Gideon Gono |
It's neither here nor there what people say about Gideon Gono's economic strategy but fact could be that as a nation, Zimbabwe failed itself by blaming him for the money he pumped into agriculture and industry to try and revive them. By standing aside, the opposition and those who care about Zimbabwe opened the door to corruption and eroded an opportunity that could have changed the future of our children
Gideon
Gono was an opportunity we missed and if we had listened to him, who knows,
maybe we would be enjoying those sunrises or are they sunsets now?
Bar
what Gono’s sunrises or sunsets are said to have caused, we missed their
brighter and warmer sides.
Ironically,
what Gono did is what most western governments have done to keep their banks
and major industries afloat. It’s a fact that the USA printed money and is
printing money to bridge the gap created by the 2008 economic disaster.
The
European Union too is printing money. Even the British are busy printing money.
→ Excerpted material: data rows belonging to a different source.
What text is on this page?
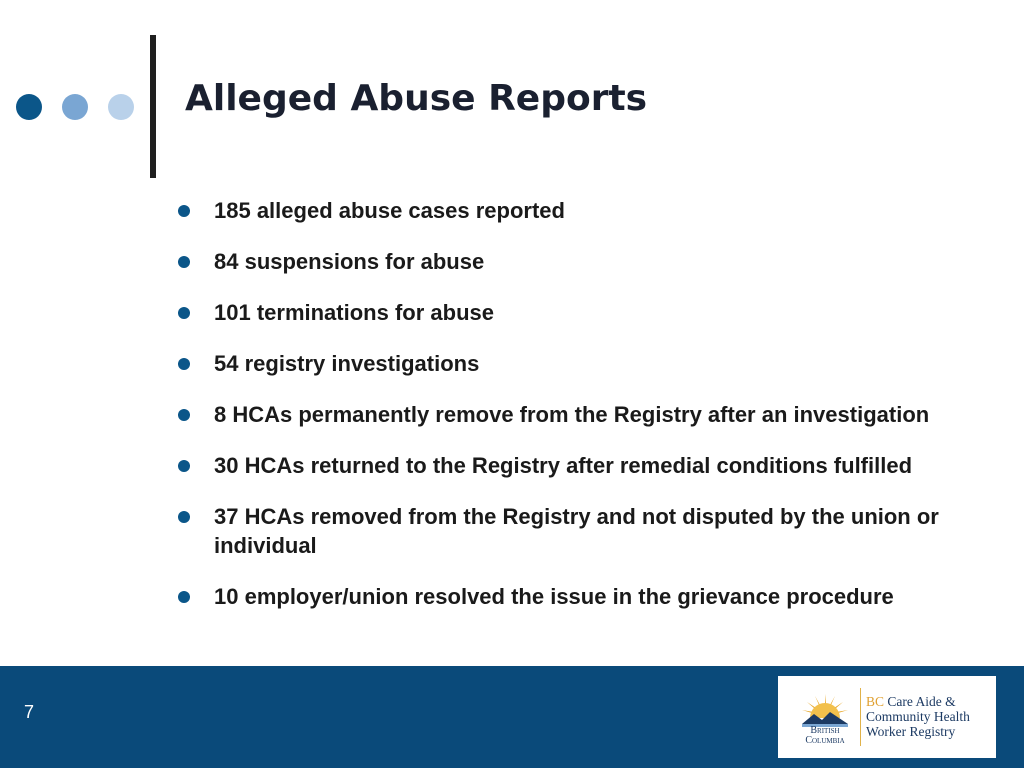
Alleged Abuse Reports
185 alleged abuse cases reported
84 suspensions for abuse
101 terminations for abuse
54 registry investigations
8 HCAs permanently remove from the Registry after an investigation
30 HCAs returned to the Registry after remedial conditions fulfilled
37 HCAs removed from the Registry and not disputed by the union or individual
10 employer/union resolved the issue in the grievance procedure
7
British
Columbia
BC Care Aide &
Community Health
Worker Registry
Just don’t talk about India because the printing presses there are running.
Now
if other central banks are printing money to cushion their industries and keep
their banks afloat so that their economies do not collapse, what exactly was
wrong with our system? Why didn’t we embrace and wash in Gono’s sunrises?
I
will not bother you with figures and numbers here for the sake of simplicity
and clarity, but would like to explain the theory behind printing money.
It’s called the quantity theory of money propounded by Copernicus.
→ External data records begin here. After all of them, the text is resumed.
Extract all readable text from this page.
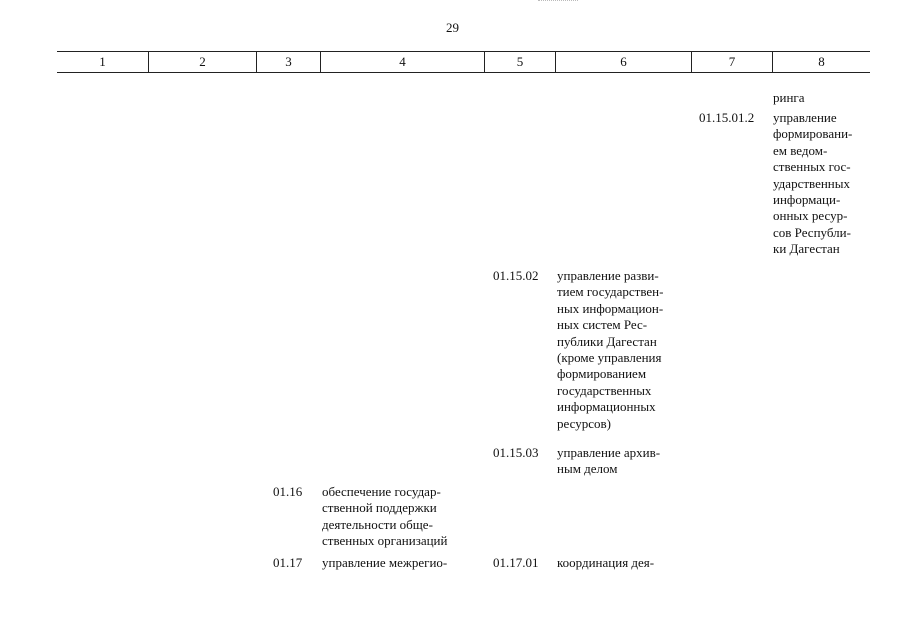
29
1	2	3	4	5	6	7	8
ринга
01.15.01.2 управление
формировани-
ем ведом-
ственных гос-
ударственных
информаци-
онных ресур-
сов Республи-
ки Дагестан
01.15.02 управление разви-
тием государствен-
ных информацион-
ных систем Рес-
публики Дагестан
(кроме управления
формированием
государственных
информационных
ресурсов)
01.15.03 управление архив-
ным делом
01.16 обеспечение государ-
ственной поддержки
деятельности обще-
ственных организаций
01.17 управление межрегио-	01.17.01 координация дея-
It simply states that money supply has a direct proportional relationship with
the price levels. I need not say much because the issue is why did we not
embrace Gono’s sunrises?
The crucial question here now is whether printing money leads to
inflation. And if it does, why isn’t there a rise in inflation in the US whose
debt is piling every second?
US deficit is projected to hit the $1.4 trillion mark this fiscal
year and the treasury department says it will not be able to approve any
borrowing by 2 August last year.
There were reports early June last year that US Republican law
makers were muting a brief debt technical default as a means of encouraging
White House to cut down on expenditure.
China, the largest US creditor that holds more than a trillion
dollars in Treasury, raised concern that such an act would plunge the global
economy.
There have been arguments that our inflation was driven up by
Gono’s money printing ventures and that we were indebted to the IMF etc etc
etc.
My point is; why did we suffer so much when our situation was just
as good or as bad as that of the USA which I have used as an example?
Let me give a brief rundown of what Gono did when he took over as
Reserve Bank of Zimbabwe Governor.
His first step was condemning old bank notes that had become
worthless because of inflation and introduced new currency on 1 August 2006.
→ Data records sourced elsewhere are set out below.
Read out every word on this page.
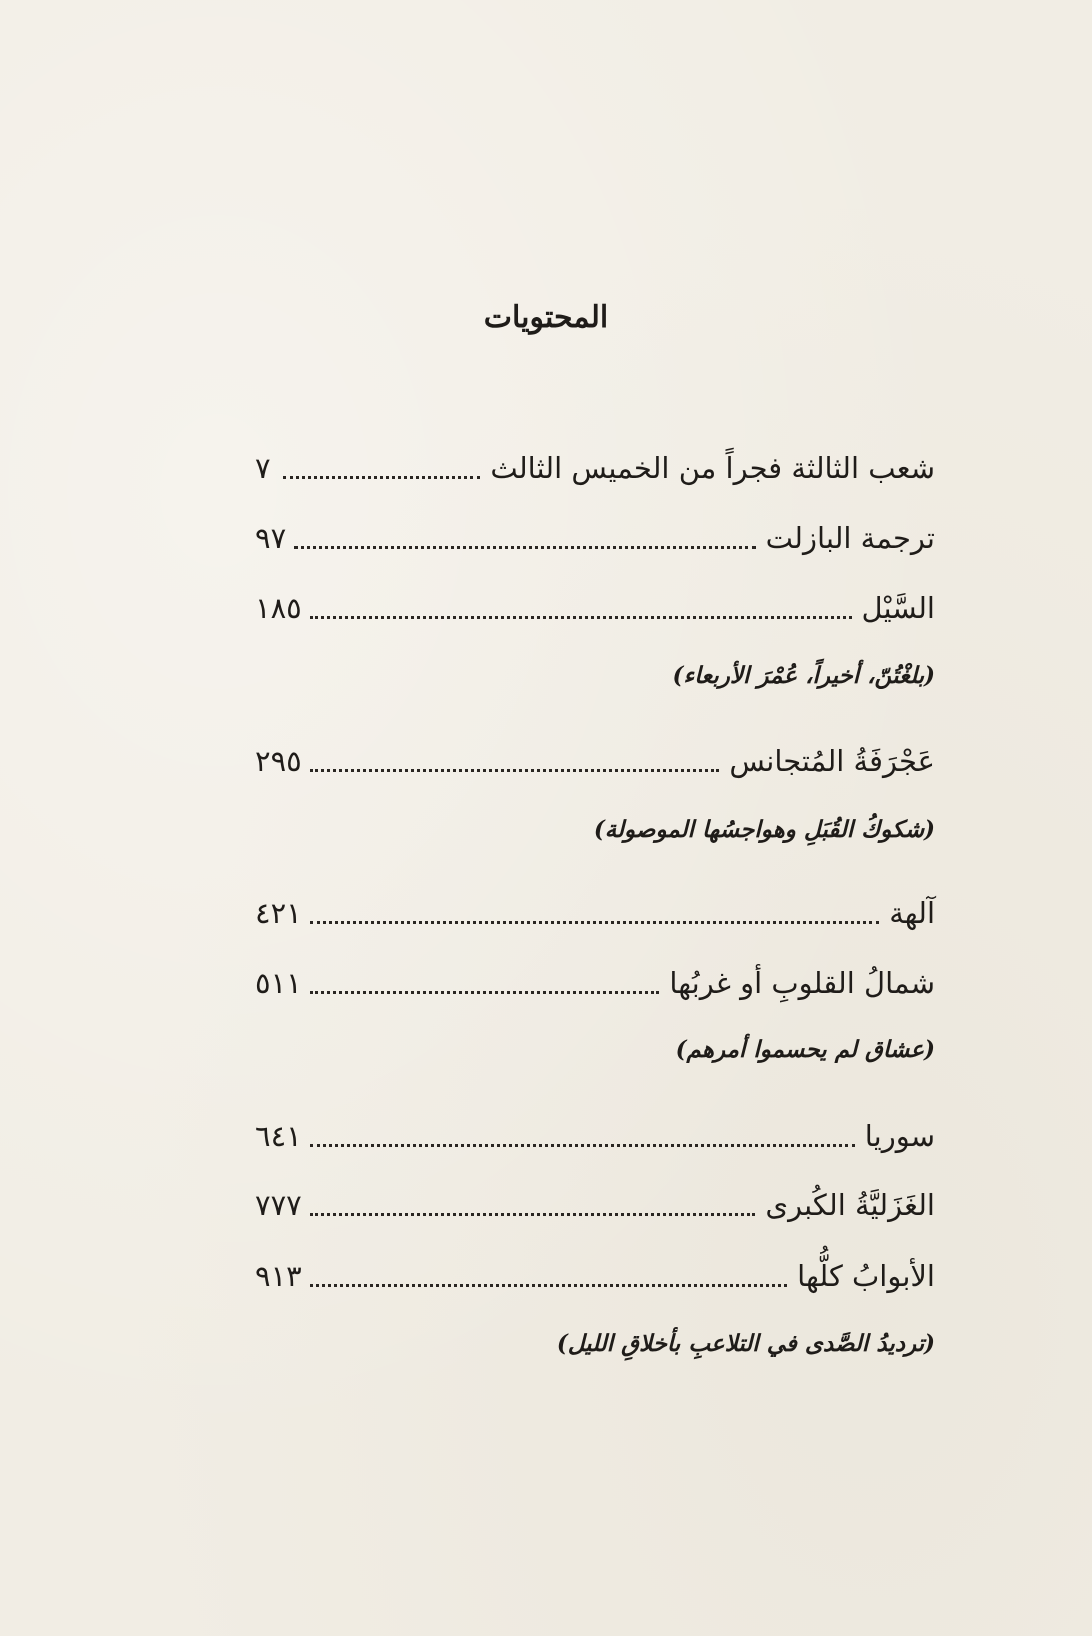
المحتويات
شعب الثالثة فجراً من الخميس الثالث
٧
ترجمة البازلت
٩٧
السَّيْل
١٨٥
(بلغْتُنّ، أخيراً، عُمْرَ الأربعاء)
عَجْرَفَةُ المُتجانس
٢٩٥
(شكوكُ القُبَلِ وهواجسُها الموصولة)
آلهة
٤٢١
شمالُ القلوبِ أو غربُها
٥١١
(عشاق لم يحسموا أمرهم)
سوريا
٦٤١
الغَزَليَّةُ الكُبرى
٧٧٧
الأبوابُ كلُّها
٩١٣
(ترديدُ الصَّدى في التلاعبِ بأخلاقِ الليل)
A year later, Gono released Z$200 000 denomination. More came
afterwards: December 2007, new denominations were issued Z$250, Z$500, and Z$750
000; next on 20 December 2007, Z$1m, Z$5m and Z$10m were rolled out on 16
January 2008.
About four months later on 4 April, Gono unleashed Z$25m and Z$50m
with Z$100m and Z$250m rolling in on 5 May 2008 and Z$500m and Z$5b, Z$25b, and
Z$50b landing on 20 May 2008. The biggest one – Z$100b - was unrolled on 21
July 2008.
By then, money supply had increased from Z$45b to about Z$900 quadrillion.
Since his plan was to rejuvenate agriculture, he then injected
money in agriculture purchasing machinery, seed, fertilizer and even giving out
money.
He also turned on the banks that were operating like cartels where
he pushed out unscrupulous operators and speculators and created the ZABG.
In the process, Gono became culprit number one for causing cash
shortages; causing the highest inflation in the world and collapsing social
services namely health and education. Price hikes were also blamed on Gono.
What Gono’s critics fail to understand is that had we utilised his
ideas, we would have been somewhere. All that money put into agriculture could
have changed our fortunes.
If I can revert to the USA again where the Emergency Economic
Stabilisation Act was enacted on 3 October 2008 to purchase distressed assets
and inject capital into banks.
The Bill, signed by President George W. Bush before leaving
office, made available US$700billion under the Troubled Asset Relief Program
(TARP) that would prevent an economic depression and restore confidence in the
USA credit markets.
Today, the USA economy has not been back to what it used to be
before the 2008 economic problems but at least there is some sense of pride and
development.
This, maybe, is where the difference is; support and national
pride. In our case we did not take any pride in Gono’s efforts. For most of us,
it was a Zanu-PF thing.
Indeed, Zanu-PF made it their thing.
That’s why most if not all those who benefited from the RBZ were
non-productive farmers who sold the fuel, seed and fertilizer they got; who
used the tractors as kombis or luxury ‘cars’ for driving to the bar; who still
today use the land as a place for a homestead while the fields run empty
throughout the year.
And nobody had the guts to stop them because they played the party
card. I know a top figure who got a combine harvester which was never used. The
last time I saw the machine, it was parked at Concession.
There are also some who just went to take things just for the sake
of taking when they could not utilise them. Today, equipment is lying unused on
barren farms.
We missed this other side of Gono’s sunrise.